Streaming LLM output#

Large Language Models produce output token by token, and each token can take some time to generate. If you are waiting for the model to finish the entire response before outputting the result, these times add up quickly!

An alternative to this is streaming: Similar to video streaming, where you don’t wait for the entire video to be downloaded before playing it, you can stream the output of an LLM. In this recipe, we will explore how to do that with langchain_dartmouth!

Note

Many LLMs in the LangChain ecosystem support streaming, not just the ones in langchain_dartmouth! You could replace the model in this notebook with, e.g., ChatOpenAI from langchain_openai, and it would work exactly the same!

Importing and instantiating a model#

Just as we saw in the previous recipe, we will import a chat model and then instantiate it. We will use the streaming parameter, however, to tell the model that we want it to stream its output!
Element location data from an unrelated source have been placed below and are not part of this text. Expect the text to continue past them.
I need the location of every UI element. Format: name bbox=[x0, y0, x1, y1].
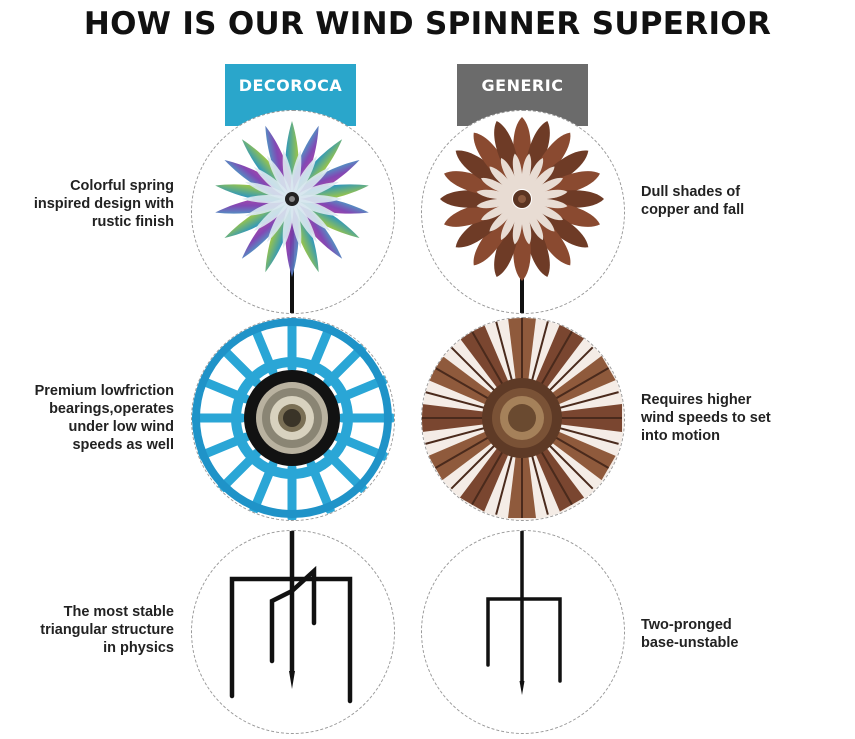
two-prong-stake-icon bbox=[421, 530, 625, 734]
brand-row1-text: Colorful spring inspired design with rus… bbox=[33, 178, 174, 230]
tab-decoroca: DECOROCA bbox=[225, 64, 356, 126]
page-title: HOW IS OUR WIND SPINNER SUPERIOR bbox=[83, 6, 772, 42]
generic-row3-text: Two-pronged base-unstable bbox=[641, 617, 739, 651]
colorful-spinner-icon bbox=[191, 110, 395, 314]
blue-bearing-hub-icon bbox=[191, 317, 395, 521]
generic-row1-text: Dull shades of copper and fall bbox=[641, 184, 745, 218]
tab-generic: GENERIC bbox=[457, 64, 588, 126]
four-prong-stake-icon bbox=[191, 530, 395, 734]
generic-row2-text: Requires higher wind speeds to set into … bbox=[641, 392, 771, 444]
brand-row2-text: Premium lowfriction bearings,operates un… bbox=[34, 383, 174, 453]
rusty-hub-icon bbox=[421, 317, 625, 521]
copper-spinner-icon bbox=[421, 110, 625, 314]
brand-row3-text: The most stable triangular structure in … bbox=[40, 604, 174, 656]
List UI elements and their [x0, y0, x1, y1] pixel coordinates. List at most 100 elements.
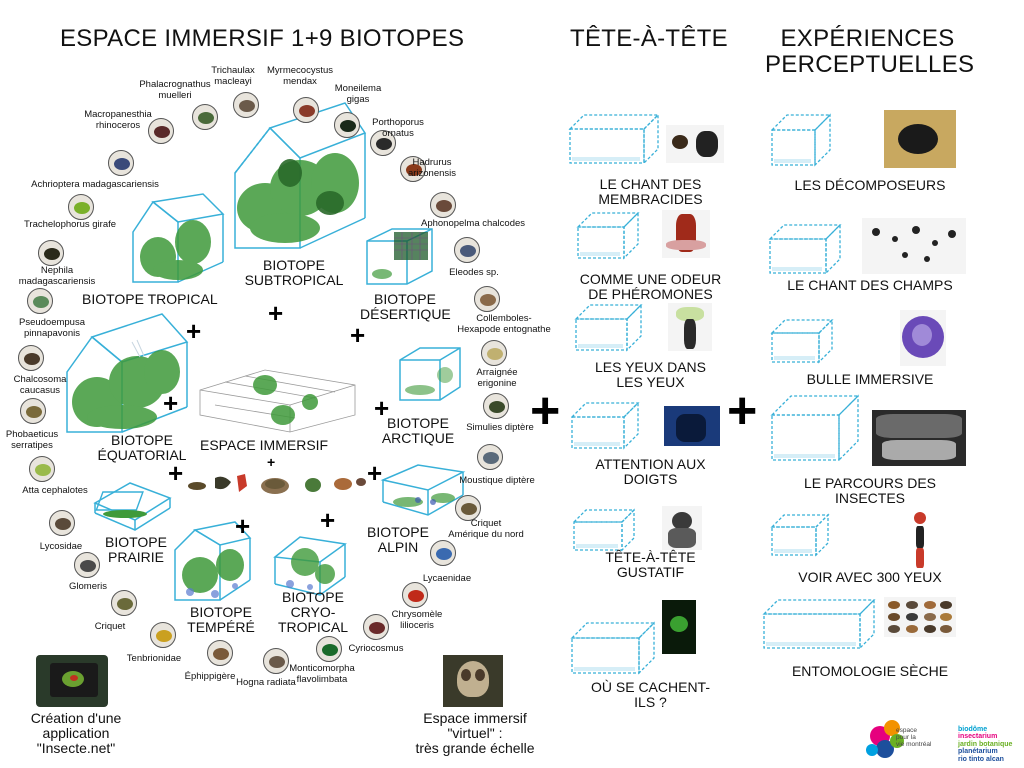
plus-sign-large: +: [530, 382, 561, 440]
species-photo: [316, 636, 342, 662]
species-label: Lycaenidae: [422, 573, 472, 584]
species-label: Collemboles-Hexapode entognathe: [457, 313, 551, 335]
header-experiences: EXPÉRIENCES PERCEPTUELLES: [765, 25, 975, 78]
species-photo: [49, 510, 75, 536]
exhibit-photo: [662, 600, 696, 654]
species-photo: [38, 240, 64, 266]
header-immersive: ESPACE IMMERSIF 1+9 BIOTOPES: [60, 25, 465, 52]
exhibit-photo: [662, 506, 702, 550]
biotope-desertique-illustration: [366, 228, 433, 285]
header-experiences-line1: EXPÉRIENCES: [780, 25, 955, 52]
label-biotope-equatorial: BIOTOPE ÉQUATORIAL: [97, 432, 187, 463]
exhibit-label: LES DÉCOMPOSEURS: [794, 177, 946, 193]
biotope-alpin-illustration: [380, 464, 466, 516]
species-label: Moustique diptère: [459, 475, 535, 486]
exhibit-photo: [668, 303, 712, 351]
species-label: Criquet: [94, 621, 126, 632]
exhibit-photo: [662, 210, 710, 258]
species-photo: [334, 112, 360, 138]
species-label: Hogna radiata: [236, 677, 296, 688]
app-phone-photo: [36, 655, 108, 707]
species-photo: [474, 286, 500, 312]
exhibit-box-illustration: [570, 621, 656, 675]
species-label: Atta cephalotes: [22, 485, 88, 496]
biotope-cryotropical-illustration: [273, 536, 347, 596]
plus-sign: +: [320, 505, 336, 535]
plus-sign: +: [350, 320, 366, 350]
species-photo: [363, 614, 389, 640]
species-label: Glomeris: [68, 581, 108, 592]
exhibit-photo: [664, 406, 720, 446]
species-photo: [455, 495, 481, 521]
note-virtual: Espace immersif "virtuel" : très grande …: [415, 710, 535, 756]
species-label: Aphonopelma chalcodes: [420, 218, 526, 229]
label-espace-immersif: ESPACE IMMERSIF: [200, 437, 329, 453]
plus-sign: +: [186, 316, 202, 346]
exhibit-photo: [900, 310, 946, 366]
plus-sign: +: [268, 298, 284, 328]
species-photo: [402, 582, 428, 608]
species-photo: [400, 156, 426, 182]
species-photo: [263, 648, 289, 674]
exhibit-box-illustration: [768, 223, 842, 275]
species-photo: [192, 104, 218, 130]
exhibit-photo: [884, 110, 956, 168]
header-experiences-line2: PERCEPTUELLES: [765, 51, 975, 78]
exhibit-box-illustration: [574, 303, 643, 352]
species-label: Trachelophorus girafe: [23, 219, 117, 230]
exhibit-photo: [872, 410, 966, 466]
biotope-prairie-illustration: [93, 482, 172, 531]
exhibit-box-illustration: [770, 318, 834, 364]
species-photo: [454, 237, 480, 263]
species-photo: [18, 345, 44, 371]
species-photo: [111, 590, 137, 616]
species-label: Lycosidae: [39, 541, 83, 552]
exhibit-photo: [910, 512, 930, 570]
biotope-equatorial-illustration: [66, 313, 189, 433]
exhibit-label: OÙ SE CACHENT-ILS ?: [590, 679, 710, 710]
plus-sign: +: [235, 511, 251, 541]
species-label: Simulies diptère: [466, 422, 534, 433]
species-photo: [108, 150, 134, 176]
species-label: Eleodes sp.: [449, 267, 499, 278]
exhibit-label: ENTOMOLOGIE SÈCHE: [791, 663, 949, 679]
plus-sign: +: [168, 458, 184, 488]
biotope-subtropical-illustration: [234, 102, 367, 249]
note-app: Création d'une application "Insecte.net": [30, 710, 122, 756]
exhibit-box-illustration: [570, 401, 640, 450]
species-photo: [68, 194, 94, 220]
label-biotope-cryotropical: BIOTOPE CRYO- TROPICAL: [277, 589, 348, 635]
plus-sign: +: [367, 458, 383, 488]
exhibit-photo: [666, 125, 724, 163]
species-photo: [29, 456, 55, 482]
label-biotope-alpin: BIOTOPE ALPIN: [367, 524, 429, 555]
exhibit-box-illustration: [572, 508, 636, 552]
species-photo: [74, 552, 100, 578]
species-photo: [293, 97, 319, 123]
species-label: Achrioptera madagascariensis: [31, 179, 159, 190]
species-photo: [477, 444, 503, 470]
label-biotope-tropical: BIOTOPE TROPICAL: [82, 291, 218, 307]
exhibit-box-illustration: [568, 113, 660, 165]
species-label: Cyriocosmus: [348, 643, 404, 654]
exhibit-box-illustration: [576, 211, 640, 260]
label-biotope-subtropical: BIOTOPE SUBTROPICAL: [244, 257, 344, 288]
exhibit-box-illustration: [770, 513, 830, 557]
exhibit-label: LE CHANT DES CHAMPS: [787, 277, 953, 293]
species-photo: [483, 393, 509, 419]
label-biotope-desertique: BIOTOPE DÉSERTIQUE: [360, 291, 451, 322]
species-photo: [148, 118, 174, 144]
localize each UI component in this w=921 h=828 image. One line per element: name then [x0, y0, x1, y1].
from langchain_dartmouth.llms import ChatDartmouth
from dotenv import find_dotenv, load_dotenv

load_dotenv(find_dotenv())
True
llm = ChatDartmouth(model_name="llama-3-1-8b-instruct", streaming=True)

Streaming the output#

We could use the invoke method as we did before, but that would still require us to wait for the entire response to be generated before returning. Since we have set our model’s streaming parameter to True, we can instead call the stream method. This will return a generator object. We can then iterate through this generator and print each returned chunk as it is generated:

for chunk in llm.stream("Write a haiku about Dartmouth College"):
    print(chunk.content)
Green
 hills
 of
 Han
over


D
art
mouth
's
 quiet
,
 wise
 hearts
Learning
's
 gentle
 shore

We can see that the chunks came in one by one, because the print function breaks the line after every chunk. We can use the end parameter to avoid that:

for chunk in llm.stream("Write a haiku about Dartmouth College"):
    print(chunk.content, end="")
Ancient trees stand tall
Han
over hills echo silence
Learning's
 quiet place

That looks better! Let’s try a longer response to show the benefit of streaming:

for chunk in llm.stream("Write five haiku about Dartmouth College"):
    print(chunk.content, end="")
Here are
 five haiku about Dart
mouth College
:

1.
Snowy
 Hanover
Dartmouth's
 green woods
 call me home
Winter
's peaceful
 nest

2.
River
 runs so
 free
Connecticut's
 gentle waters
Dartmouth's
 gentle flow
3.
Liberal arts
 shine
Tuck School's wisdom
 guides
 my path
Dartmouth
's
 noble aim

4.
Winter
 Carnival
Snowflakes dance,
 and
 I am free
Dart
mouth
's joyful cheer

5.
As
pen leaves turn gold
D
art
mouth's beauty shines within
Aut
umn's fleeting joy

Summary#

This recipe showed how to stream output from an LLM using the stream method. Streaming long responses makes for a better user experience and a more efficient use of time when working with an LLM interactively.